While we cannot fully control our fate, making ourselves the victims of circumstance amounts to what the philosopher Jean-Paul Sartre would call bad faith. Sarah Bakewell explains that “for Sartre, we show bad faith whenever we portray ourselves as passive creations” of our social circumstances, such as “our race, class, job, history, nation, family, heredity, childhood influences, events, or even hidden drives in our subconscious which we claim are out of our control.”
This doesn’t mean that these factors are unimportant. They are powerful forces in our lives. “But for me to be in good faith means not making any excuses for myself. We cannot say ‘I have never had a great love or a great friendship; but that is because I never met a man or a woman who were worthy of it; if I have not written any good books, it is because I had not the leisure to do so.’ We do say such things; but we are in bad faith when we do it.”
This reflects a prescription of the infamous psychiatrist Jordan Peterson, for whom we should “have one foot firmly planted in order and security, and the other in chaos, possibility, growth and adventure.” This says something about the importance of position.
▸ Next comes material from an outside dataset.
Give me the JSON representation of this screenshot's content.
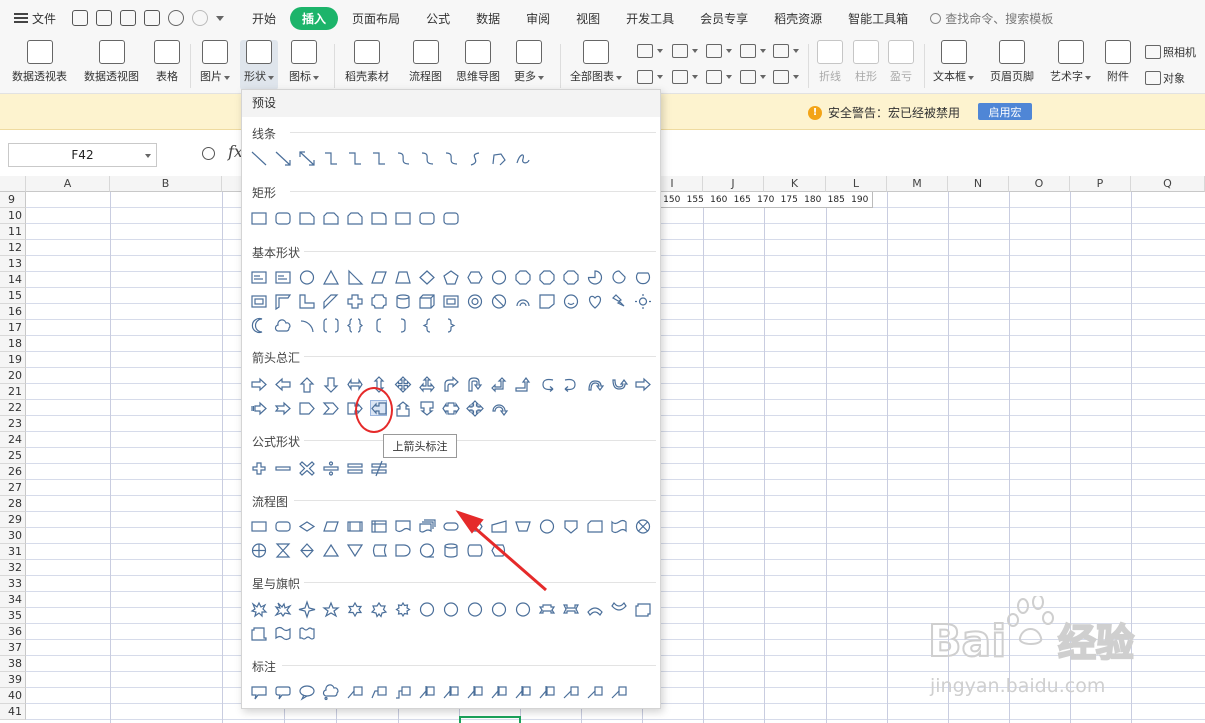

A life where nothing goes well — where neither work, nor spouse, nor family, nor friends bring you any security — is extremely hard to handle. From there, it’s a slippery slope to the self-destruction witnessed in Tender is the Night. We all need something that we can rely on, so that we may bravely confront beasts and demons in other domains of life.
For famous playwrights such as Sophocles and Shakespeare, human lives follow the form of a dramatic narrative. Some situations will inevitably arise which are diagonally opposed to everything we want to happen. “If a human life is understood as progress through harms and dangers, moral and physical,” as the philosopher Alasdair MacIntyre explains, “the virtues will find their place as those qualities which generally tend to success in this enterprise.”
This is entirely in line with the advice of the ancient Stoics, which remains as relevant as ever. Whatever happens, be grateful for what you have. Seize the opportunities that the day presents. Position yourself so as to manage adversity. Above all, remain strong through the tragedies that may befall you.